The popular and scientific literature is rife with spurious correlation. And each side of this issue charges the other side with exactly that.

"A generative model of causation at a minimum must establish that the association between corporal punishment and a specific negative outcome in a given population is consistent, strong, specific, temporally prior, and theoretically coherent." (Diana Baumrind, Oct 1996)

"By unambiguous evidence, we require longitudinal investigation with appropriate controls for potential confounding variables, particularly the child's behavioral elicitation of the punishment." (Cohen, Pediatrics, Oct 1996



2. Cognitive leaps

Almost all the studies mix up various approaches in ways that make it difficult, if not impossible, to ascertain the effects of any particular practice. To wit, Lyons, Larzelere, to a degree Baumrind say that the "best studies" actually demonstrate beneficial, not harmful effects of spanking. Then, as evidence, they cite studies like Baumrind's decade-long study of (upper middle class) young families which found that "parents employing a balanced disciplinary style of positive reinforcement and firm control (including spanking) experienced better results with the children than those employing highly authoritarian or highly permissive disciplinary approaches." Yes, of course. I believe everybody agrees that parenting must include both support (nurturance, responsiveness, love) AND control (discipline, demandingness, limits). Larzelere and other spanking proponents then leap to the conclusion that spanking in combination with positive reinforcers results in desirable outcomes. But, what these studies almost never tell us is whether the combination of positive reinforcement and firm control does the job as well or better without the spanking. (Straus conundrum: "Do what you're doing, just leave out the spanking.

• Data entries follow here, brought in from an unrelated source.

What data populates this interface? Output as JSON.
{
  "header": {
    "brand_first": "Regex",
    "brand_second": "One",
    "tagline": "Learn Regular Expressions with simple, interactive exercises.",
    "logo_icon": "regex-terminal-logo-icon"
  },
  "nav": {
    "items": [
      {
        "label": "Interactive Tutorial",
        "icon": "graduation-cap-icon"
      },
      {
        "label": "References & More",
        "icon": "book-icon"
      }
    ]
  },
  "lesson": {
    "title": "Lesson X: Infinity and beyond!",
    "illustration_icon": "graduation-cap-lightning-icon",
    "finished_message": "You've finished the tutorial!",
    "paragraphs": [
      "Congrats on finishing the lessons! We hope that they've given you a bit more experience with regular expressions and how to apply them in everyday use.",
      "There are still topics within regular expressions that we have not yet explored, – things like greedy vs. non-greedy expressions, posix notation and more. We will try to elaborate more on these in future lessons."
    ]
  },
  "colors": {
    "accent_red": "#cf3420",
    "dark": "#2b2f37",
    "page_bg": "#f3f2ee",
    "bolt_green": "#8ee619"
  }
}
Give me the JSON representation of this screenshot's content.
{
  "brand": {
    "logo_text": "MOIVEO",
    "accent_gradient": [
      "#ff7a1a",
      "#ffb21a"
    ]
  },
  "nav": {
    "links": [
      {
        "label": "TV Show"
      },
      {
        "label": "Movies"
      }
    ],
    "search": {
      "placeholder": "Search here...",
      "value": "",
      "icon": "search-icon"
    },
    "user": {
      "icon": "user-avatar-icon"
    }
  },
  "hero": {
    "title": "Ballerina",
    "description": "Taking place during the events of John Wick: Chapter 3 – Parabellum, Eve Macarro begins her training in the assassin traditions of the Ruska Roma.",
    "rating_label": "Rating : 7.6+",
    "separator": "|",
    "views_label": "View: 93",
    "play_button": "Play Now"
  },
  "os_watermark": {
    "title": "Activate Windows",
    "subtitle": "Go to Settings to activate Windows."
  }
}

We go a bit further--set a better example, provide more nurturance, provide more discipline (limits), enforce them firmly, use less punishment, and preferably use no physical at all.)



3.Heavy reliance on self-report--notorious reliability and validity issues



4. Heavy reliance on retrospective data



5. Lack of control or comparison groups



6. No Time 1 data on the outcome variable of interest.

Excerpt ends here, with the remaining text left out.